Department of Gastroenterology, "Konstantopoulio-Patision" General Hospital of Nea Ionia, 14233 Athens, Greece.
Department of Gastroenterology, Post Graduate Institute of Medical Education and Research, Chandigarh 160012, India.
Medicina (Kaunas). 2024 Feb 19;60(2):340. doi: 10.3390/medicina60020340.
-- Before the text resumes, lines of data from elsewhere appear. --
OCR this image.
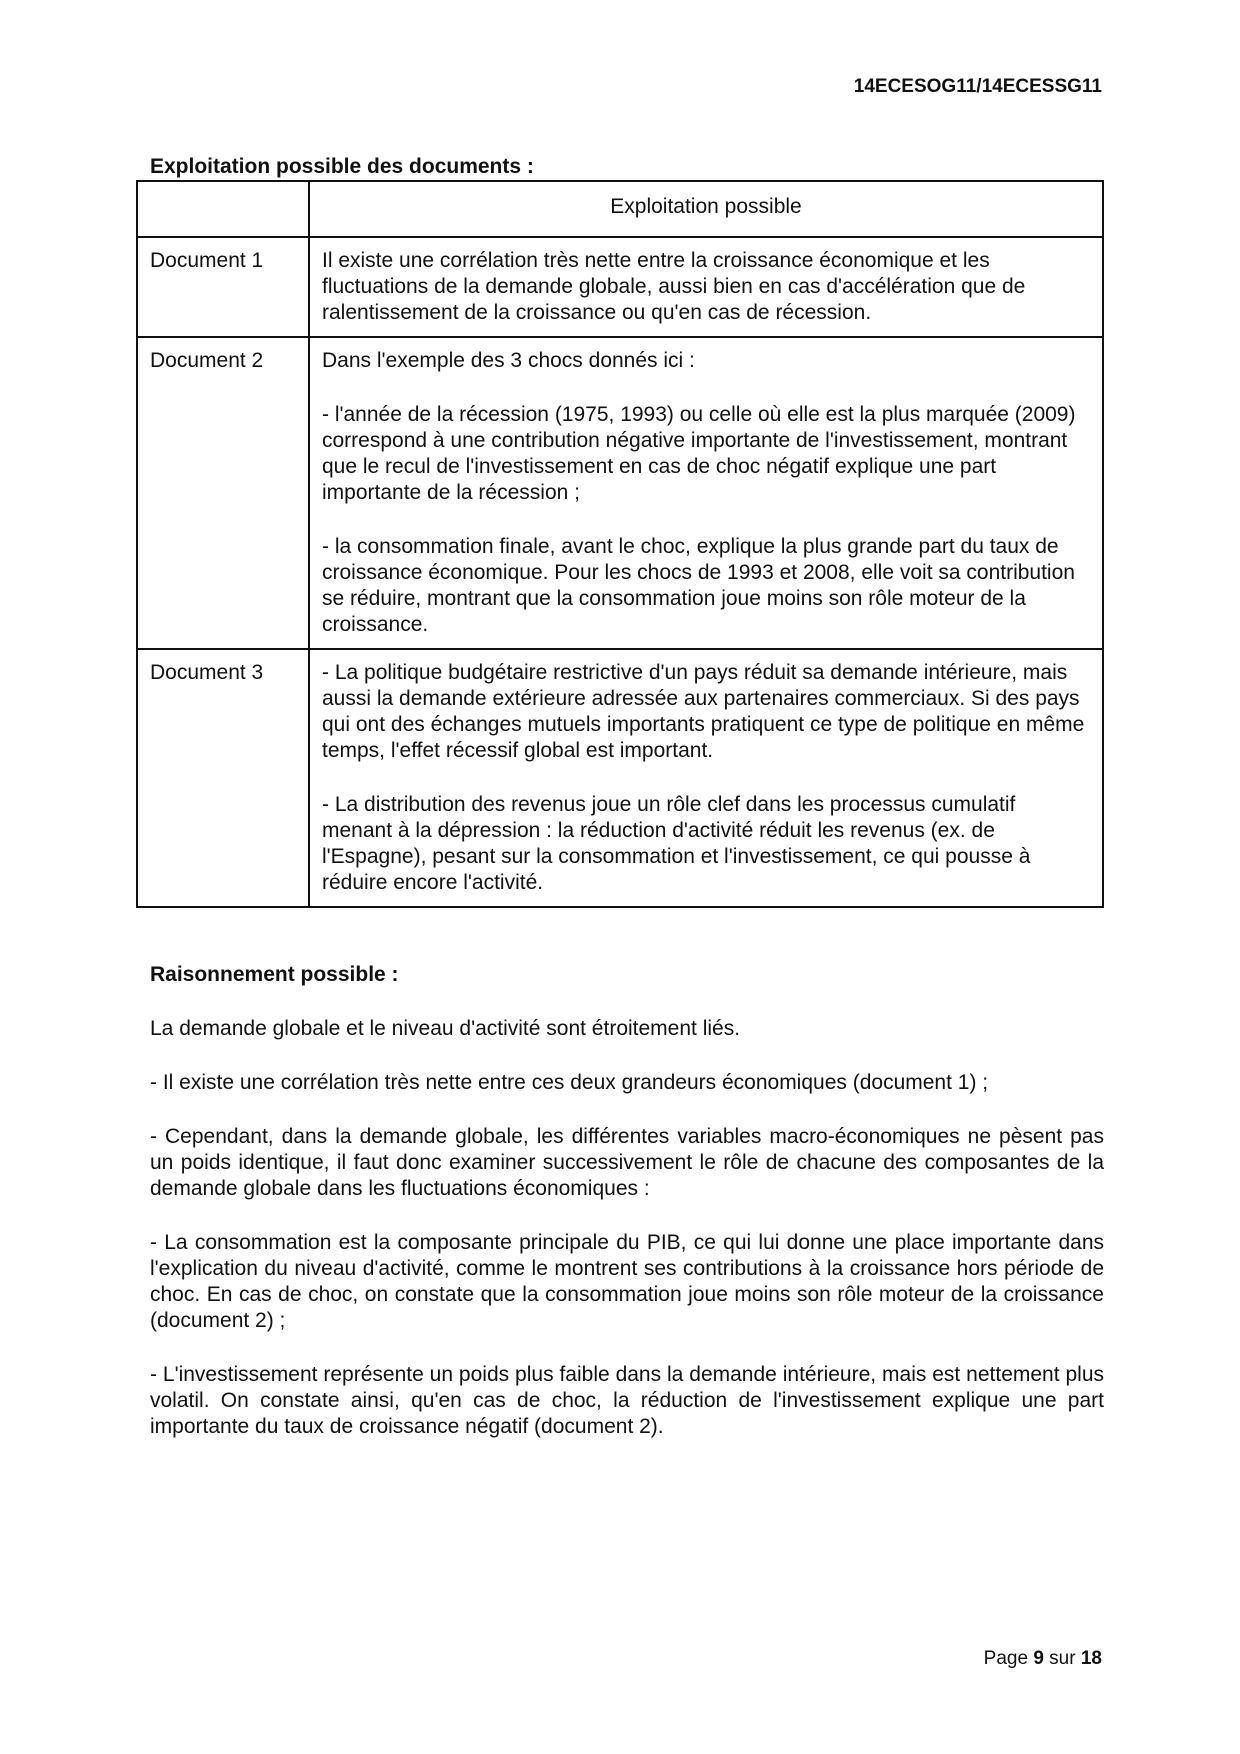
14ECESOG11/14ECESSG11
Exploitation possible des documents :
	Exploitation possible
Document 1	Il existe une corrélation très nette entre la croissance économique et les fluctuations de la demande globale, aussi bien en cas d'accélération que de ralentissement de la croissance ou qu'en cas de récession.

Document 2	Dans l'exemple des 3 chocs donnés ici :

- l'année de la récession (1975, 1993) ou celle où elle est la plus marquée (2009) correspond à une contribution négative importante de l'investissement, montrant que le recul de l'investissement en cas de choc négatif explique une part importante de la récession ;

- la consommation finale, avant le choc, explique la plus grande part du taux de croissance économique. Pour les chocs de 1993 et 2008, elle voit sa contribution se réduire, montrant que la consommation joue moins son rôle moteur de la croissance.

Document 3	- La politique budgétaire restrictive d'un pays réduit sa demande intérieure, mais aussi la demande extérieure adressée aux partenaires commerciaux. Si des pays qui ont des échanges mutuels importants pratiquent ce type de politique en même temps, l'effet récessif global est important.

- La distribution des revenus joue un rôle clef dans les processus cumulatif menant à la dépression : la réduction d'activité réduit les revenus (ex. de l'Espagne), pesant sur la consommation et l'investissement, ce qui pousse à réduire encore l'activité.

Raisonnement possible :

La demande globale et le niveau d'activité sont étroitement liés.

- Il existe une corrélation très nette entre ces deux grandeurs économiques (document 1) ;

- Cependant, dans la demande globale, les différentes variables macro-économiques ne pèsent pas un poids identique, il faut donc examiner successivement le rôle de chacune des composantes de la demande globale dans les fluctuations économiques :

- La consommation est la composante principale du PIB, ce qui lui donne une place importante dans l'explication du niveau d'activité, comme le montrent ses contributions à la croissance hors période de choc. En cas de choc, on constate que la consommation joue moins son rôle moteur de la croissance (document 2) ;

- L'investissement représente un poids plus faible dans la demande intérieure, mais est nettement plus volatil. On constate ainsi, qu'en cas de choc, la réduction de l'investissement explique une part importante du taux de croissance négatif (document 2).

Page 9 sur 18
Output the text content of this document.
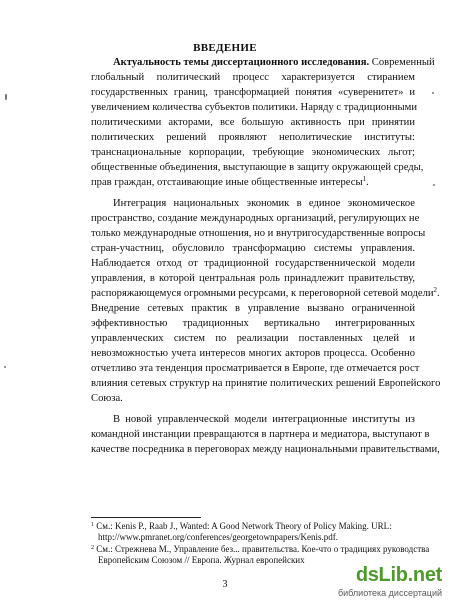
ВВЕДЕНИЕ
Актуальность темы диссертационного исследования. Современный
глобальный политический процесс характеризуется стиранием
государственных границ, трансформацией понятия «суверенитет» и
увеличением количества субъектов политики. Наряду с традиционными
политическими акторами, все большую активность при принятии
политических решений проявляют неполитические институты:
транснациональные корпорации, требующие экономических льгот;
общественные объединения, выступающие в защиту окружающей среды,
прав граждан, отстаивающие иные общественные интересы$^1$.
Интеграция национальных экономик в единое экономическое
пространство, создание международных организаций, регулирующих не
только международные отношения, но и внутригосударственные вопросы
стран-участниц, обусловило трансформацию системы управления.
Наблюдается отход от традиционной государственнической модели
управления, в которой центральная роль принадлежит правительству,
распоряжающемуся огромными ресурсами, к переговорной сетевой модели$^2$.
Внедрение сетевых практик в управление вызвано ограниченной
эффективностью традиционных вертикально интегрированных
управленческих систем по реализации поставленных целей и
невозможностью учета интересов многих акторов процесса. Особенно
отчетливо эта тенденция просматривается в Европе, где отмечается рост
влияния сетевых структур на принятие политических решений Европейского
Союза.
В новой управленческой модели интеграционные институты из
командной инстанции превращаются в партнера и медиатора, выступают в
качестве посредника в переговорах между национальными правительствами,
$^1$ См.: Kenis P., Raab J., Wanted: A Good Network Theory of Policy Making. URL:
http://www.pmranet.org/conferences/georgetownpapers/Kenis.pdf.
$^2$ См.: Стрежнева М., Управление без... правительства. Кое-что о традициях руководства
Европейским Союзом // Европа. Журнал европейских
3	dsLib.net
библиотека диссертаций
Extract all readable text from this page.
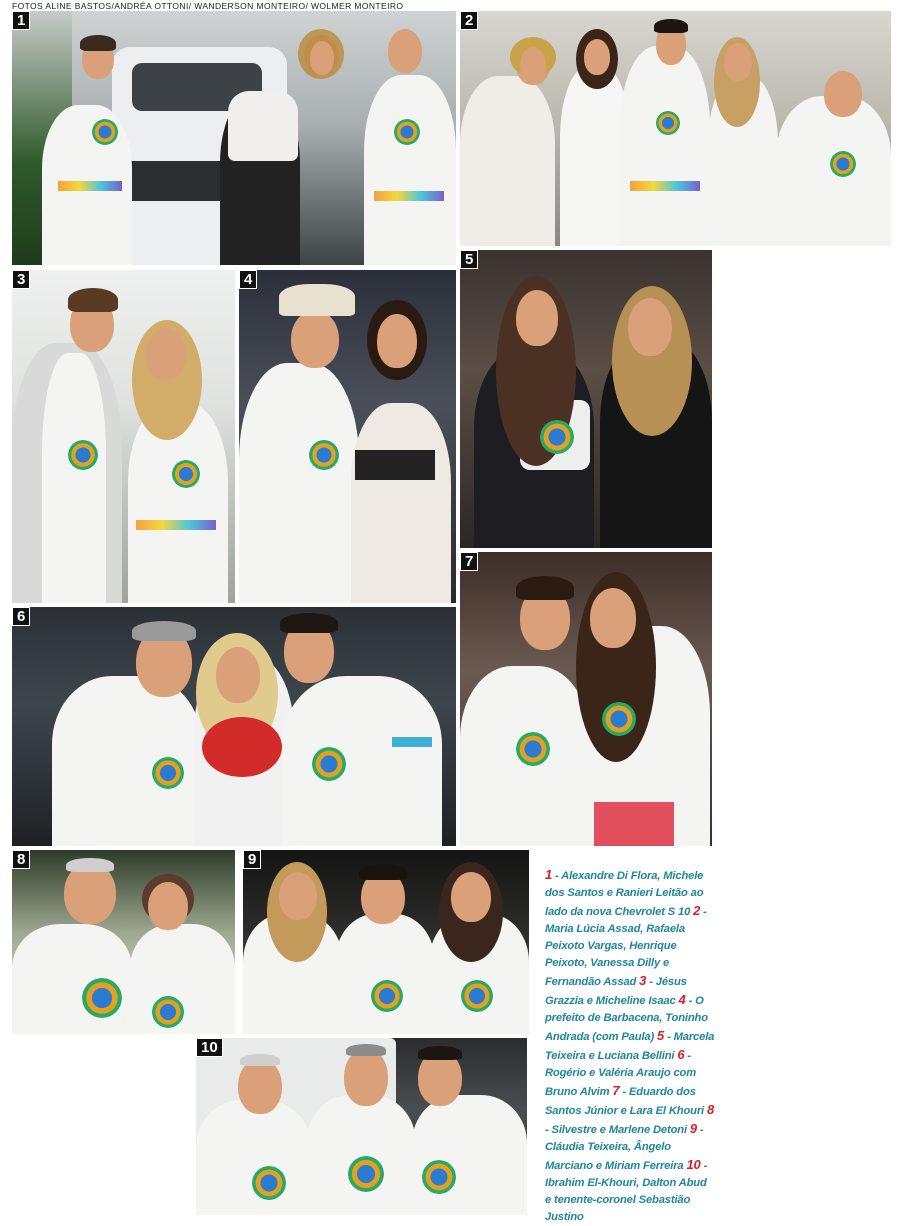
FOTOS ALINE BASTOS/ANDRÉA OTTONI/ WANDERSON MONTEIRO/ WOLMER MONTEIRO
1	2
3	4
5
6
7
8	9
10
1 - Alexandre Di Flora, Michele dos Santos e Ranieri Leitão ao lado da nova Chevrolet S 10 2 - Maria Lúcia Assad, Rafaela Peixoto Vargas, Henrique Peixoto, Vanessa Dilly e Fernandão Assad 3 - Jésus Grazzia e Micheline Isaac 4 - O prefeito de Barbacena, Toninho Andrada (com Paula) 5 - Marcela Teixeira e Luciana Bellini 6 - Rogério e Valéria Araujo com Bruno Alvim 7 - Eduardo dos Santos Júnior e Lara El Khouri 8 - Silvestre e Marlene Detoni 9 - Cláudia Teixeira, Ângelo Marciano e Miriam Ferreira 10 - Ibrahim El-Khouri, Dalton Abud e tenente-coronel Sebastião Justino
Choledocholithiasis is one of the most common indications for endoscopic retrograde cholangiopancreatography (ERCP) in daily practice. Although the majority of stones are small and can be easily removed in a single endoscopy session, approximately 10-15% of patients have complex biliary stones, requiring additional procedures for an optimum clinical outcome. A plethora of endoscopic methods is available for the removal of difficult biliary stones, including papillary large balloon dilation, mechanical lithotripsy, and electrohydraulic and laser lithotripsy. In-depth knowledge of these techniques and the emerging literature on them is required to yield the most optimal therapeutic effects. This narrative review aims to describe the definition of difficult bile duct stones based on certain characteristics and streamline their endoscopic retrieval using various modalities to achieve higher clearance rates.
胆总管结石是日常实践中进行内镜逆行胰胆管造影术(ERCP)的最常见指征之一。尽管大多数结石较小,可在单次内镜治疗中轻易取出,但仍有约 10-15%的患者存在复杂的胆道结石,需要额外的治疗程序以获得最佳的临床效果。目前有多种内镜方法可用于取出困难的胆管结石,包括乳头大球囊扩张术、机械碎石术、液电碎石术和激光碎石术。为了获得最佳的治疗效果,需要深入了解这些技术以及关于它们的最新文献。本综述旨在描述根据某些特征定义的困难性胆管结石,并通过各种方法简化其内镜取石,以提高清除率。